The EU Strategy for Energy System Integration will provide the framework for the green energy transition. The current model where energy consumption in transport, industry, gas and buildings is happening in ‘silos' – each with separate value chains, rules, infrastructure, planning and operations – cannot deliver climate neutrality by 2050 in a cost efficient way; the changing costs of innovative solutions have to be integrated in the way the energy system is operated. New links between sectors must be created and technological progress exploited.

Energy system integration means that the system is planned and operated as a whole, linking different energy carriers, infrastructures, and consumption sectors. This connected and flexible system will be more efficient, and reduce costs for society. For example, this means a system where the electricity that fuels Europe's cars could come from the solar panels on roofs, while buildings are kept warm with heat from a nearby factory, and the factory is fuelled by clean hydrogen produced from off-shore wind energy.

There are three main pillars to this strategy: first, a more ‘circular' energy system, with energy efficiency at its core. The strategy will identify concrete actions to apply the ‘energy efficiency first' principle in practice and to use local energy sources more effectively in our buildings or communities. There is significant potential in the reuse of waste heat from industrial sites, data centres, or other sources, and energy produced from bio-waste or in wastewater treatment plants. 

Second, a greater direct electrification of end-use sectors: for example heat pumps in buildings, electric vehicles in transport or electric furnaces in certain industries. A network of one million electric vehicle charging points will be among the visible results, along with the expansion of solar and wind power.

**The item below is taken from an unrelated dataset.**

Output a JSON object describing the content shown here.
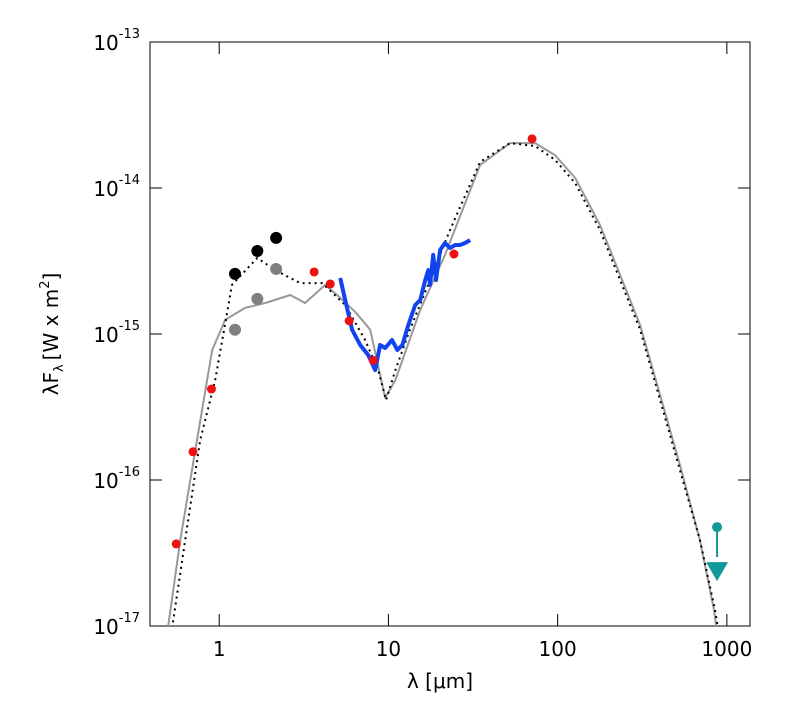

The strategy sets out 38 actions to create a more integrated energy system. These include the revision of existing legislation, financial support, research and deployment of new technologies and digital tools, guidance to member States on fiscal measures and phasing out of fossil fuel subsidies, market governance reform and infrastructure planning, and improved information to consumers. The analysis of the existing barriers in these areas will inform concrete proposals, for instance the revision of the TEN-E regulation by the end of 2020 or the revision of the energy taxation directive and the gas market regulatory framework in 2021.

The EC believes that in an integrated energy system, hydrogen can support the decarbonisation of industry, transport, power generation and buildings across Europe. Its hydrogen strategy is designed to transform this potential into reality, through investments, regulation, market creation and research and innovation.

Hydrogen can power sectors that are not suitable for electrification and provide storage to balance variable renewable energy flows, but this can only be achieved with coordinated action between the public and private sector, at EU level. The priority is to develop renewable hydrogen, produced using mainly wind and solar energy. However, in the short and medium term other forms of low-carbon hydrogen are needed to rapidly reduce emissions and support the development of a viable market.

This gradual transition will require a phased approach: from 2020 to 2024, supporing the installation of at least 6 GW of renewable hydrogen electrolysers in the EU, and the production of up to one million tonnes of renewable hydrogen.

From 2025 to 2030, hydrogen needs to become an intrinsic part of an integrated energy system, with at least 40 GW of renewable hydrogen electrolysers and the production of up to ten million tonnes of renewable hydrogen in the EU.

From 2030 to 2050, renewable hydrogen technologies should reach maturity and be deployed at large scale across all hard-to-decarbonise sectors.

To help deliver on this Strategy, the Commission has launched the European Clean Hydrogen Alliance with industry leaders, civil society, national and regional ministers and the European Investment Bank. The Alliance will build up an investment pipeline for scaled-up production and will support demand for clean hydrogen in the EU.

To target support at the cleanest available technologies, the Commission will work to introduce common standards, terminology and certification, based on life-cycle carbon emissions, anchored in existing climate and energy legislation, and in line with the EU taxonomy for sustainable investments. The Commission will propose policy and regulatory measures to create investor certainty, facilitate the uptake of hydrogen, promote the necessary infrastructure and logistical networks, adapt infrastructure planning tools, and support investments, in particular through the Next Generation EU recovery plan.